The two officers were each fined. The prosecutor pointed out that Swedish law provided mild penalties for negligence, which these crimes were judged to be (and were thus in the low thousands of US dollars), versus harsher penalties for intentional acts. However, the Coast Guard still can impose a water pollution fee, An additional investigation is underway regarding the seaworthiness of the vessel based on the malfunctions.

The Coast Guard highlighted that it was responsible for the management of oil pollution in the water and that it had strung a boom around the ferry. Overflights showed that the slick had dissipated, but the Coast Guard believed that oil continued to leak from the ferry and was under the surface. They positioned clean-up crews near shore who were trying to prevent the oil from washing up on land. Additional protective equipment was also being sent to the local base, as well as tools such as lighting.

The concern was that an estimated up to 300 m/3 of oil remained aboard the grounded ship. The longer the Marco Polo remained aground, the greater the danger of a break-up and a significant pollution event. The Swedish Coast Guard also reported that the clean-up efforts were being hampered by bad weather.

TT-Line is responsible for presenting the salvage plan that will be approved by both the Swedish Transport Agency and the Coast Guard.

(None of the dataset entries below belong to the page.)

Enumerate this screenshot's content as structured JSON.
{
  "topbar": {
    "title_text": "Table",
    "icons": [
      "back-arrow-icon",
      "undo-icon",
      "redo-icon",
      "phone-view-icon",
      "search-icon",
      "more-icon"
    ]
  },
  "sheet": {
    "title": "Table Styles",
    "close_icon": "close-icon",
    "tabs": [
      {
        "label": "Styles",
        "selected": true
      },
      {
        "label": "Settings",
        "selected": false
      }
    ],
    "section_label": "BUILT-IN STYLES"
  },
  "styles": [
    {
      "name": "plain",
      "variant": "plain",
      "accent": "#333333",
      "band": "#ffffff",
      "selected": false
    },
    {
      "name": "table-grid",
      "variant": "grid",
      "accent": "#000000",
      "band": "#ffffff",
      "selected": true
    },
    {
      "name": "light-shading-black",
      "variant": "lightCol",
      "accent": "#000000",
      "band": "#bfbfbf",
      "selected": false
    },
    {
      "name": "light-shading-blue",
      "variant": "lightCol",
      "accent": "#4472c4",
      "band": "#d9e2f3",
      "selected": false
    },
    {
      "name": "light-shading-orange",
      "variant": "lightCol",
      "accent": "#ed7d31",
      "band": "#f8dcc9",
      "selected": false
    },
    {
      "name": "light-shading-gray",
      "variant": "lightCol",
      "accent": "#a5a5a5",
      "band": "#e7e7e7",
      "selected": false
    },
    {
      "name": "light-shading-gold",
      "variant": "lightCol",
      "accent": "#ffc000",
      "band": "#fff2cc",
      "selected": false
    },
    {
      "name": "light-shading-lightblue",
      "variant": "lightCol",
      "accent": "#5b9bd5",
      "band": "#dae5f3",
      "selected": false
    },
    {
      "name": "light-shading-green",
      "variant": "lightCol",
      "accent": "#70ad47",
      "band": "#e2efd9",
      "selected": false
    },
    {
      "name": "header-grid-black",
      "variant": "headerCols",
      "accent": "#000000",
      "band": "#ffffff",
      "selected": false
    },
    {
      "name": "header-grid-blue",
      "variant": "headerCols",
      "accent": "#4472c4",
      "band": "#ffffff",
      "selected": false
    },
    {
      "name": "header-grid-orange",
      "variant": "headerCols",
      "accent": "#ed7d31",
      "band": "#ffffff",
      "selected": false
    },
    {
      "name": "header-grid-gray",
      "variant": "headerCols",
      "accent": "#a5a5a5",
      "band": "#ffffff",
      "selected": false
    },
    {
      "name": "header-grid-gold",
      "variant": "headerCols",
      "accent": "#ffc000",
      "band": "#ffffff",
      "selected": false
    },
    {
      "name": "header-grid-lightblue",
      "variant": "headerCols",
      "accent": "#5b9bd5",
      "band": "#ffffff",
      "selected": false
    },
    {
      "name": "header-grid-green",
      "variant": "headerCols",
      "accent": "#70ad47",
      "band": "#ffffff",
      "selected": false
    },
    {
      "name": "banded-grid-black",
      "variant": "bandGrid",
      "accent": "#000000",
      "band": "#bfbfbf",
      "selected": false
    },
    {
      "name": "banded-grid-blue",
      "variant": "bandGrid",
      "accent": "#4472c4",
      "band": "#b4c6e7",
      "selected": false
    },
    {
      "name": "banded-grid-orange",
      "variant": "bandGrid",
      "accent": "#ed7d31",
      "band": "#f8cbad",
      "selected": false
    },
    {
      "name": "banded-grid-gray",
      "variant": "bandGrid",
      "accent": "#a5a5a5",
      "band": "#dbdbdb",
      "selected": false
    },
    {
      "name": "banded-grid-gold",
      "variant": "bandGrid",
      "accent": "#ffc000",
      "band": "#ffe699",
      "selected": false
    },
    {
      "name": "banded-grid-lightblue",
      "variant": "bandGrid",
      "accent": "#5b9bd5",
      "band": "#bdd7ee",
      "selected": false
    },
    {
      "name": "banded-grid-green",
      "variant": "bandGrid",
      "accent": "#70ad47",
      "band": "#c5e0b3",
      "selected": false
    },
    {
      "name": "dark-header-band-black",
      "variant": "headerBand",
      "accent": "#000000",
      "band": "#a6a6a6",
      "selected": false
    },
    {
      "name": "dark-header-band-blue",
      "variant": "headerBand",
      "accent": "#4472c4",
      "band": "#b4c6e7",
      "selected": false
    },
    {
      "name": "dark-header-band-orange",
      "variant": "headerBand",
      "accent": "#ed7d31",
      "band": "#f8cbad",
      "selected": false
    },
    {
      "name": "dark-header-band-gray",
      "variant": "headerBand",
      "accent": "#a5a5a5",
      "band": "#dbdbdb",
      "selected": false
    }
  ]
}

As of late last week the plan was still being prepared, but the Coast Guard reported that the vessel’s owners were adding salvage resources to the area. They have reportedly positioned two tugs nearby able to respond if required. As of the weekend the Marco Polo remained aground.

1993-built, Cyprus-flagged, 15,955 gt Marco Polo is owned by Baltic Shipping GmbH care of manager TT-Line GmbH of Lübeck, Germany. It is entered with Gard P&I on behalf of Baltic Shipping GmbH. For Hull it is entered with Gard AS (claims leader) on behalf of TT-Line GmbH.